Makale

BİR PEYGAMBER AHLAKI OLARAK AHDE VEFA

BİR PEYGAMBER AHLAKI OLARAK AHDE VEFA

Dr. Elif Arslan

İnsanı insan yapan özelliklerin başında vefa gelir. Vefa duygusu kulluk yükümlülüğünü, sevgiyi, sadakati, sözünde durmayı, merhameti, kısaca salih bir insan olmak için lazım gelen pek çok hasleti içine alan bir erdemin adıdır.

İslam dini, ahde vefayı her şeyden önce bizim Yüce Yaradan’a verdiğimiz söze sadık kalmamızla ilişkilendirir. Böylece vefa gerçek anlamını kazanır. Rabbine karşı vefa duygusunun insan hayatında güzel sonuçları olur. Aileye, akrabaya, arkadaşa, çevreye ve hatta tarihe karşı vefa gösterilen toplumda kendiliğinden bir güven halkası oluşur.

Peygamber Efendimiz’in hepimize örnek hayatında vefa, en temel davranışlardan biridir. O (s.a.s), Rabbine verdiği söze daima sadık kalmış, nübüvvetin ilk yıllarında yaşadığı zorluklar karşısında da bu tavrını sürdürmüştür. Peygamberlik öncesi bile “Muhammedü’l-emin” olan Hz. Peygamber (s.a.s.), ailesine, toplumuna, ümmetine karşı daima vefalı olmuştur. Onun vefası Mekke’nin fethi sonrası “Acaba Resulullah artık Medine’ye dönmez mi? Senelerdir hasretini çektiği Mekke’de mi yaşar bundan sonra?” sorularını boşa çıkarmış, hicrette kendilerine yurt olan Medine’ye vefasını, orada yaşamaya devam ederek göstermiştir.

Allah Resulü’nün hayatındaki burada saymakla bitiremeyeceğimiz vefa örnekleri, günümüz dünyasında ihtiyacımız olan pek çok güzel hasleti hatırlatıyor bize. Diyanet Aile Dergisi olarak ekim sayımızda “Bir Yaşam Tarzı Olarak Vefa” konusunu ele aldık. Kaan H. Süleymanoğlu, vefanın bir seciye olduğunu, onu hayatın içinde cüzlere ayırmanın mümkün olmadığını belirtti ve Allah’a, Resulüne, ebeveyne, akrabaya karşı vefa ne kadar önemliyse bir toplumun teşekkülünde, var oluşunda emeği geçenlere karşı da vefalı olmak gerektiğinin altını çizdi.

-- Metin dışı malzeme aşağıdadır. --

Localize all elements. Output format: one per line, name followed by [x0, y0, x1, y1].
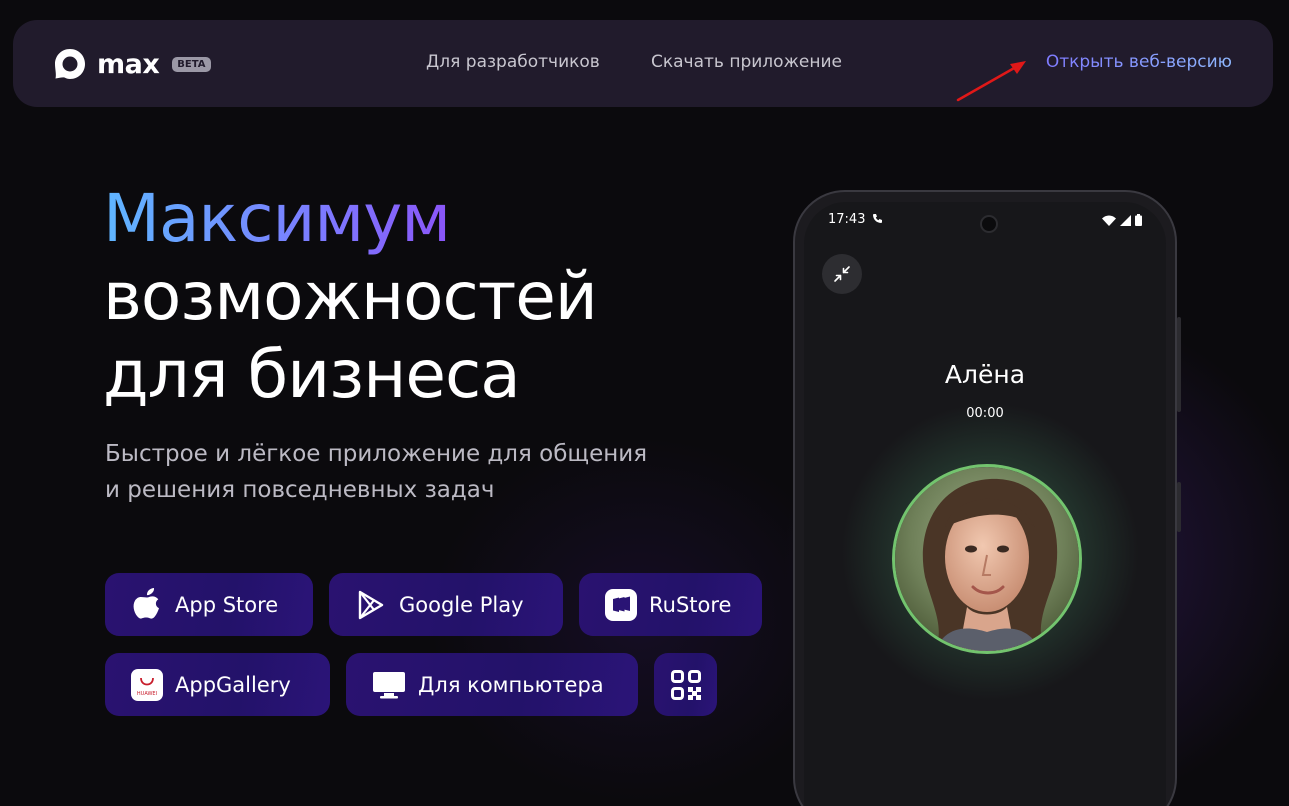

Dr. Öğretim Üyesi Sema Çelem, “Korunması Gereken Bir Emanet: Ahde Vefa” yazısıyla Bir Ayet Bir Yorum köşemize katkı sundu. Esin Türkmen, kanatlarını alabildiğince açan, bütün güzellikleri gölgesi altında toplayan vefa kavramını sayfalarımıza taşıdı: “Hz. Peygamber’in Örnekliğinde Vefa Toplumunun İnşası”

Nagihan Aydın, sevgili Peygamberimiz’in (s.a.s); adalet, doğruluk, sözünde durmak, sadakat gibi değerleri neredeyse bütün manevi erdemleri kapsayan vefa duygusunu hayatı boyunca yaşadığını ve etrafındakilere bunu hissettirdiğini belirterek onun seçkin şahsiyetinin geçmişten günümüze insanlık için kılavuz olduğunu vurguladı.

Bu ayki söyleşimizi “Prof. Dr. Feridun M. Emecen İle Tarih Şuuru Üzerine…” gerçekleştirdik. Emecen ile bir toplumun ya da bir ferdin tarih şuuruna ermesi için neler yapması gerektiğini ve tarih şuurunun o kişiye ya da topluma neler kazandırdığını konuştuk.

Diyanet Aile Dergisi olarak ekim sayımızda da birbirinden değerli kalemlerle sizlerin huzurunda olmanın mutluluğunu yaşıyoruz. Sizleri dergimizle baş başa bırakırken bu vesileyle Mevlit Kandili’nizi tebrik ediyor, yaklaşmakta olan Cumhuriyet Bayramı’nızı kutluyorum.